Improve flow of data and analytics.

To enable omnichannel customer journeys, insurers and agents will need to enable cross-pollination of data at every touchpoint to ensure that customers can pick up right where they left off. Insurers should also identify analytics use cases along the customer journey and prioritize them based on their impact and ease of implementation. Examples of uses cases include using customer data from adjacent businesses or employing a customer-relationship-management tool to facilitate cross-selling and personalize content for individual users across channels.

Adopt an agile way of working.

Fostering rapid innovations and responding to new trends, regulations, and technology will also require an agile way of working. Insurers will need to shift from targeting large-scale developments while working in organizational silos to working in co-located, cross-functional teams using a flexible, test-and-learn approach. In agile ways of working, product development is done in short iterations (sprints) with tangible results and a focus on continuous improvement.

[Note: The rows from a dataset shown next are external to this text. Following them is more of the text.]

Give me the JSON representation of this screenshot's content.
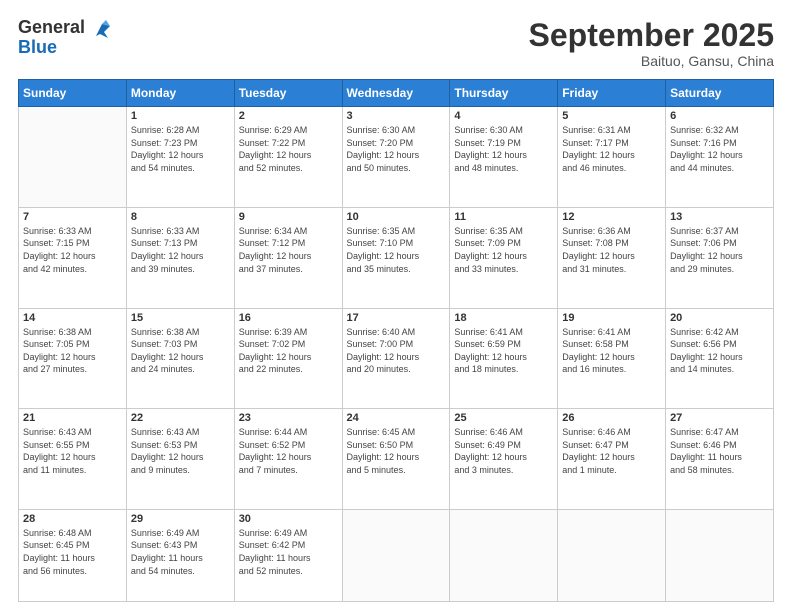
{
  "logo": {
    "general": "General",
    "blue": "Blue"
  },
  "header": {
    "month": "September 2025",
    "location": "Baituo, Gansu, China"
  },
  "days_of_week": [
    "Sunday",
    "Monday",
    "Tuesday",
    "Wednesday",
    "Thursday",
    "Friday",
    "Saturday"
  ],
  "weeks": [
    [
      {
        "day": "",
        "info": ""
      },
      {
        "day": "1",
        "info": "Sunrise: 6:28 AM\nSunset: 7:23 PM\nDaylight: 12 hours\nand 54 minutes."
      },
      {
        "day": "2",
        "info": "Sunrise: 6:29 AM\nSunset: 7:22 PM\nDaylight: 12 hours\nand 52 minutes."
      },
      {
        "day": "3",
        "info": "Sunrise: 6:30 AM\nSunset: 7:20 PM\nDaylight: 12 hours\nand 50 minutes."
      },
      {
        "day": "4",
        "info": "Sunrise: 6:30 AM\nSunset: 7:19 PM\nDaylight: 12 hours\nand 48 minutes."
      },
      {
        "day": "5",
        "info": "Sunrise: 6:31 AM\nSunset: 7:17 PM\nDaylight: 12 hours\nand 46 minutes."
      },
      {
        "day": "6",
        "info": "Sunrise: 6:32 AM\nSunset: 7:16 PM\nDaylight: 12 hours\nand 44 minutes."
      }
    ],
    [
      {
        "day": "7",
        "info": "Sunrise: 6:33 AM\nSunset: 7:15 PM\nDaylight: 12 hours\nand 42 minutes."
      },
      {
        "day": "8",
        "info": "Sunrise: 6:33 AM\nSunset: 7:13 PM\nDaylight: 12 hours\nand 39 minutes."
      },
      {
        "day": "9",
        "info": "Sunrise: 6:34 AM\nSunset: 7:12 PM\nDaylight: 12 hours\nand 37 minutes."
      },
      {
        "day": "10",
        "info": "Sunrise: 6:35 AM\nSunset: 7:10 PM\nDaylight: 12 hours\nand 35 minutes."
      },
      {
        "day": "11",
        "info": "Sunrise: 6:35 AM\nSunset: 7:09 PM\nDaylight: 12 hours\nand 33 minutes."
      },
      {
        "day": "12",
        "info": "Sunrise: 6:36 AM\nSunset: 7:08 PM\nDaylight: 12 hours\nand 31 minutes."
      },
      {
        "day": "13",
        "info": "Sunrise: 6:37 AM\nSunset: 7:06 PM\nDaylight: 12 hours\nand 29 minutes."
      }
    ],
    [
      {
        "day": "14",
        "info": "Sunrise: 6:38 AM\nSunset: 7:05 PM\nDaylight: 12 hours\nand 27 minutes."
      },
      {
        "day": "15",
        "info": "Sunrise: 6:38 AM\nSunset: 7:03 PM\nDaylight: 12 hours\nand 24 minutes."
      },
      {
        "day": "16",
        "info": "Sunrise: 6:39 AM\nSunset: 7:02 PM\nDaylight: 12 hours\nand 22 minutes."
      },
      {
        "day": "17",
        "info": "Sunrise: 6:40 AM\nSunset: 7:00 PM\nDaylight: 12 hours\nand 20 minutes."
      },
      {
        "day": "18",
        "info": "Sunrise: 6:41 AM\nSunset: 6:59 PM\nDaylight: 12 hours\nand 18 minutes."
      },
      {
        "day": "19",
        "info": "Sunrise: 6:41 AM\nSunset: 6:58 PM\nDaylight: 12 hours\nand 16 minutes."
      },
      {
        "day": "20",
        "info": "Sunrise: 6:42 AM\nSunset: 6:56 PM\nDaylight: 12 hours\nand 14 minutes."
      }
    ],
    [
      {
        "day": "21",
        "info": "Sunrise: 6:43 AM\nSunset: 6:55 PM\nDaylight: 12 hours\nand 11 minutes."
      },
      {
        "day": "22",
        "info": "Sunrise: 6:43 AM\nSunset: 6:53 PM\nDaylight: 12 hours\nand 9 minutes."
      },
      {
        "day": "23",
        "info": "Sunrise: 6:44 AM\nSunset: 6:52 PM\nDaylight: 12 hours\nand 7 minutes."
      },
      {
        "day": "24",
        "info": "Sunrise: 6:45 AM\nSunset: 6:50 PM\nDaylight: 12 hours\nand 5 minutes."
      },
      {
        "day": "25",
        "info": "Sunrise: 6:46 AM\nSunset: 6:49 PM\nDaylight: 12 hours\nand 3 minutes."
      },
      {
        "day": "26",
        "info": "Sunrise: 6:46 AM\nSunset: 6:47 PM\nDaylight: 12 hours\nand 1 minute."
      },
      {
        "day": "27",
        "info": "Sunrise: 6:47 AM\nSunset: 6:46 PM\nDaylight: 11 hours\nand 58 minutes."
      }
    ],
    [
      {
        "day": "28",
        "info": "Sunrise: 6:48 AM\nSunset: 6:45 PM\nDaylight: 11 hours\nand 56 minutes."
      },
      {
        "day": "29",
        "info": "Sunrise: 6:49 AM\nSunset: 6:43 PM\nDaylight: 11 hours\nand 54 minutes."
      },
      {
        "day": "30",
        "info": "Sunrise: 6:49 AM\nSunset: 6:42 PM\nDaylight: 11 hours\nand 52 minutes."
      },
      {
        "day": "",
        "info": ""
      },
      {
        "day": "",
        "info": ""
      },
      {
        "day": "",
        "info": ""
      },
      {
        "day": "",
        "info": ""
      }
    ]
  ]
}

Insurers should act now to plan for recovery from the pandemic and prepare for the shift to a new distribution operating model. Offering remote support to agents to improve customer engagement before and after sales and adopting digital tools to enable activity management and sales are critical to the successful adoption of the new model. Insurers that start early can emerge from the crisis better prepared to provide their customers with the products and services they need as the world moves into the next normal.